Selbsterkenntnis als Frage nach dem eigenen Selbst

Wer hat sich nicht schon einmal gefragt, wer man selbst ist? Die Gründe dafür können sehr verschieden sein; sei es, dass man überrascht ist, weil man etwas sehr Mutiges oder Feiges getan hat; sei es, dass man an den eigenen Werten zweifelt, weil andere einen verunsichern oder nicht weiß, warum man etwas tut. So ergibt sich die Frage nach dem eigenen Selbst, wenn man die eigene Vorstellung von sich bzw. das eigene Selbstbild hinterfragt. Die Frage nach der eigenen Selbsterkenntnis stellt sich folglich, wenn man fragt, ob etwas richtig ist, ob es das ist, was man wirklich will. Fehlt die Übereinstimmung, die Identifikation mit eigenen Handlungen und Meinungen, wird das eigene Selbstbild bisweilen erschüttert. Der Sinn von Selbsterkenntnis findet sich anscheinend in der Selbstfindung in Form wahrer Wünsche sowie Einstellungen.

Wieso hilft Selbsterkenntnis?

Ist es nicht egal, ob man sich selbst erkannt hat? Fragen Philosophen nicht sowieso immer nach sinnlosem Zeugs? Wieso sollte einem Selbsterkenntnis im Leben helfen? Sich selbst zu erkennen, bedeutet, das tun zu können, was man will. Selbsterkenntnis bildet gewissermaßen die Grundlage für Zufriedenheit und Gelassenheit. Der logische Grund ist einfach der, dass man erst glücklich werden kann, wenn man weiß, was einen glücklich macht. Sich selbst zu erkennen lernen, bedeutet zu wissen, was man wirklich will. Es ist keine leichte Aufgabe, unter all den vielen Wünschen und Vorstellungen herauszufinden, welche allen anderen vorzuziehen und wahr sind.
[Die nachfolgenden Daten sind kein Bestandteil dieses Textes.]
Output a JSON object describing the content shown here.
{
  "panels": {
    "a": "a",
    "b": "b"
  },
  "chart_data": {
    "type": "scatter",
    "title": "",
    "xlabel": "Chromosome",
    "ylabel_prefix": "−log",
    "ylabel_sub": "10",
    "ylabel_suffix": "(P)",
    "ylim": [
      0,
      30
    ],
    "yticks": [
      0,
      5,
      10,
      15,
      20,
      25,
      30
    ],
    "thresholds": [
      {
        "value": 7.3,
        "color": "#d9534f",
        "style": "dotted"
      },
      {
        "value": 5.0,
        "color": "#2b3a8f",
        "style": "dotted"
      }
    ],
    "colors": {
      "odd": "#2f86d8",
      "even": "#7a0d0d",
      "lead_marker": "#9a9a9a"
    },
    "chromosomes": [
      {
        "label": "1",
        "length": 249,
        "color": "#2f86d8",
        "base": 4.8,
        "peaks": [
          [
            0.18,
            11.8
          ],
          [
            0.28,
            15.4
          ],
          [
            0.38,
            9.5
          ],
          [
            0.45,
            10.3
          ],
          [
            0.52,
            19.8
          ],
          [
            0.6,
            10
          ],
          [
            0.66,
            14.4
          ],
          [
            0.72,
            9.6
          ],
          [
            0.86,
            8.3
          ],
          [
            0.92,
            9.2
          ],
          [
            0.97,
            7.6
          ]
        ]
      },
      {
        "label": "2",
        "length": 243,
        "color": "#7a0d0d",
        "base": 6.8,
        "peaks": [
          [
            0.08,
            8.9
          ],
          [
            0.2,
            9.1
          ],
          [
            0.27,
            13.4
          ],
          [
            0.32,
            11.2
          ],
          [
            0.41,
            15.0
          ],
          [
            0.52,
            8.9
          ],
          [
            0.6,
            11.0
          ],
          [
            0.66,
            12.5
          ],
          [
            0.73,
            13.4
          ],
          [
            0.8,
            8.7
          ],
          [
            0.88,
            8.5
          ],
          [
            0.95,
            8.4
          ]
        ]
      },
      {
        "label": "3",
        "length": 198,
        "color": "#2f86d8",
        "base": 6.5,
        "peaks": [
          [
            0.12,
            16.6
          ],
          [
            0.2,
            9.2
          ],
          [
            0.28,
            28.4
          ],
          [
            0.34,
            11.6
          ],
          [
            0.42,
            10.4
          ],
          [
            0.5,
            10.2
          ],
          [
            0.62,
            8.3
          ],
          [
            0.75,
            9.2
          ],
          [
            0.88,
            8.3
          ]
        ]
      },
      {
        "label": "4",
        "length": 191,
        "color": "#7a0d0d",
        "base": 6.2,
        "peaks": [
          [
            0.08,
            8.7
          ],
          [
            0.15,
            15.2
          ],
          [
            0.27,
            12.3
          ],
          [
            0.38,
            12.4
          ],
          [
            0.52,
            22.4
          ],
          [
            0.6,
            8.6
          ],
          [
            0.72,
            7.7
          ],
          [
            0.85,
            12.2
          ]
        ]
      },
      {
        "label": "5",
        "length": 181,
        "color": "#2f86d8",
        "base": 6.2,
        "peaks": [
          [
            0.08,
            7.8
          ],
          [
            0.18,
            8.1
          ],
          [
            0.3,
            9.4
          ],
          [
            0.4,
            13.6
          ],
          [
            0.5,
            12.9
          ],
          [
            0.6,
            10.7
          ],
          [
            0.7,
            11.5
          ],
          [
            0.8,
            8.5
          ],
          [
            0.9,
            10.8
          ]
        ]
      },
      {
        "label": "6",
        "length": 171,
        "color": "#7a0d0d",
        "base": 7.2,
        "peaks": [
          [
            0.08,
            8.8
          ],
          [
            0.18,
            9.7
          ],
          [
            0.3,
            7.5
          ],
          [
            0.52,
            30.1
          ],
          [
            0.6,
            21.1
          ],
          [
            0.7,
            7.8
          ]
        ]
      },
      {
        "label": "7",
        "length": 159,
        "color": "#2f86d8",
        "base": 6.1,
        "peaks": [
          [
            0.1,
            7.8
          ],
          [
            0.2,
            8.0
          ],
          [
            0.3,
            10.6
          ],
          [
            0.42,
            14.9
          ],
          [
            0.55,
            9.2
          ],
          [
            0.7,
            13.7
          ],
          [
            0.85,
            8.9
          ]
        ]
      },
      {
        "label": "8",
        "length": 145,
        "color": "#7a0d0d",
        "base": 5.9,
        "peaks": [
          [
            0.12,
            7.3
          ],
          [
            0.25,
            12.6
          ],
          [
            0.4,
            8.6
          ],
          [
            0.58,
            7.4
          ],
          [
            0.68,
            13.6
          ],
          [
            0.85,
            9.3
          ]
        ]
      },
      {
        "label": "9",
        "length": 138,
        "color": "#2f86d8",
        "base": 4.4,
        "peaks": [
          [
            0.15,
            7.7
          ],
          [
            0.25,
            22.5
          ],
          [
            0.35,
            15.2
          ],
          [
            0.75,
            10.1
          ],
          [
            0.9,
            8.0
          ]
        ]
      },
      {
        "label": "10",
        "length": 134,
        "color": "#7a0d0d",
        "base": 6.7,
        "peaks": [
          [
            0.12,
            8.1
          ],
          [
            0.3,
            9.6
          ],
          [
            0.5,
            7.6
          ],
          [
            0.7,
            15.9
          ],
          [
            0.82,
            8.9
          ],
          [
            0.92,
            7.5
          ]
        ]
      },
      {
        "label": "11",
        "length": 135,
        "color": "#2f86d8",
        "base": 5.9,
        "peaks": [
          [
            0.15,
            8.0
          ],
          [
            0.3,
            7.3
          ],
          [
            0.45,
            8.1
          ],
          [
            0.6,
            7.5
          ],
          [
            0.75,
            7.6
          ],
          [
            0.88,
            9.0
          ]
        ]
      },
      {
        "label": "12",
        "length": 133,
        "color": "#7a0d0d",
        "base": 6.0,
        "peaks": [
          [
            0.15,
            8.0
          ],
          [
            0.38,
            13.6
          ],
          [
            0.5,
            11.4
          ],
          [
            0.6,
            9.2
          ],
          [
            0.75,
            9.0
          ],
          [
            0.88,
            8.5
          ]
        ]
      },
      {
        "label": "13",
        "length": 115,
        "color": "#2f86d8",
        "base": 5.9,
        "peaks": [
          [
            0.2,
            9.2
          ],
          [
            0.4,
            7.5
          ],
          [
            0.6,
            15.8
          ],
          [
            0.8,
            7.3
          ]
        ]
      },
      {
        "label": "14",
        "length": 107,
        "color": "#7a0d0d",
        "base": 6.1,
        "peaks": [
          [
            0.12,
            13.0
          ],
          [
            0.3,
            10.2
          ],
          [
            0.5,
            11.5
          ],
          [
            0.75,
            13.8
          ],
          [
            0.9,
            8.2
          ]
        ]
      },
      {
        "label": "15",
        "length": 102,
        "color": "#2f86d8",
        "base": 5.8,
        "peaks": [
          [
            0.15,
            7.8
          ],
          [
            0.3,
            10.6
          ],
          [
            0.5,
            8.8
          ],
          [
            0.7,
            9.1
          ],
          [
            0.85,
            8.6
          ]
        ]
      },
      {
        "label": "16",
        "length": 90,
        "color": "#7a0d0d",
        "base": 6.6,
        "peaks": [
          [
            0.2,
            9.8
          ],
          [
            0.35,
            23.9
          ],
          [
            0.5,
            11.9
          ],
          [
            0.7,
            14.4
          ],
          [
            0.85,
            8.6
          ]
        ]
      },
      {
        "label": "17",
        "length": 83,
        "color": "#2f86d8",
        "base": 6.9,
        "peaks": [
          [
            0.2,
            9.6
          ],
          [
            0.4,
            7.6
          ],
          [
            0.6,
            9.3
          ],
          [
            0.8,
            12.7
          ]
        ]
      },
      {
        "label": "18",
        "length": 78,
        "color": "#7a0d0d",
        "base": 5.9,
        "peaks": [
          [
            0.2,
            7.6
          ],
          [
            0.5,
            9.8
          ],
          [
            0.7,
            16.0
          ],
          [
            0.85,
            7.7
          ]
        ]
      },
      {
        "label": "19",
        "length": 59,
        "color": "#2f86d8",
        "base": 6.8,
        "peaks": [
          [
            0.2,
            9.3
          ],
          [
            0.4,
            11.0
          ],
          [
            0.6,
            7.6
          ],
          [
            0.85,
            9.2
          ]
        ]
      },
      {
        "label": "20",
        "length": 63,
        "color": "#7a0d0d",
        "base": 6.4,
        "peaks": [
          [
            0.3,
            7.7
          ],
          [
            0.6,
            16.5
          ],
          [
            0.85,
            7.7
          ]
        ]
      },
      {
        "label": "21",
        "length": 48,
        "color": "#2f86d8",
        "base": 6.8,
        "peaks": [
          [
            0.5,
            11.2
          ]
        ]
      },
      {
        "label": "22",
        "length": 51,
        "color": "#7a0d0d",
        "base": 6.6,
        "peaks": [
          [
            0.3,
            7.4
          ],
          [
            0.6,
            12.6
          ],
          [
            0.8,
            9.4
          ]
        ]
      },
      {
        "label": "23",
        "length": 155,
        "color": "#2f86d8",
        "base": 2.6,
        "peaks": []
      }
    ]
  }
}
Die wichtige Aufgabe eigener Selbsterkenntnis

Woher weiß ich, wer ich bin oder sein will? Kann ich das überhaupt selbst beeinflussen bzw. bestimmen? Wir alle sind zwar Menschen, dennoch unterscheiden wir uns von einander aufgrund unserer einzigartigen Individualität. Sofern sich einem Einzelnen „die Frage nach dem eigenen Selbst“ stellt, „zweifelt“ man daran, ob man etwas wirklich will. Eine Frage, die jeder nur „für sich selbst“ beantworten kann, da jedes Individuum einzigartig ist. So wäre es verfehlt, nach einer allgemeingültigen Antwort suchen zu wollen, wenn es nicht um Menschen, sondern gerade um einen selbst geht. Die Selbsterkenntnis ermöglicht es einem, zu zeigen, wer man „wirklich sein will“. Hat man in diesem Sinne erkannt, wer man ist, wird man alles dafür tun, was man wirklich will, weil es wohl durchdacht ist und aus der inneren Seele spricht.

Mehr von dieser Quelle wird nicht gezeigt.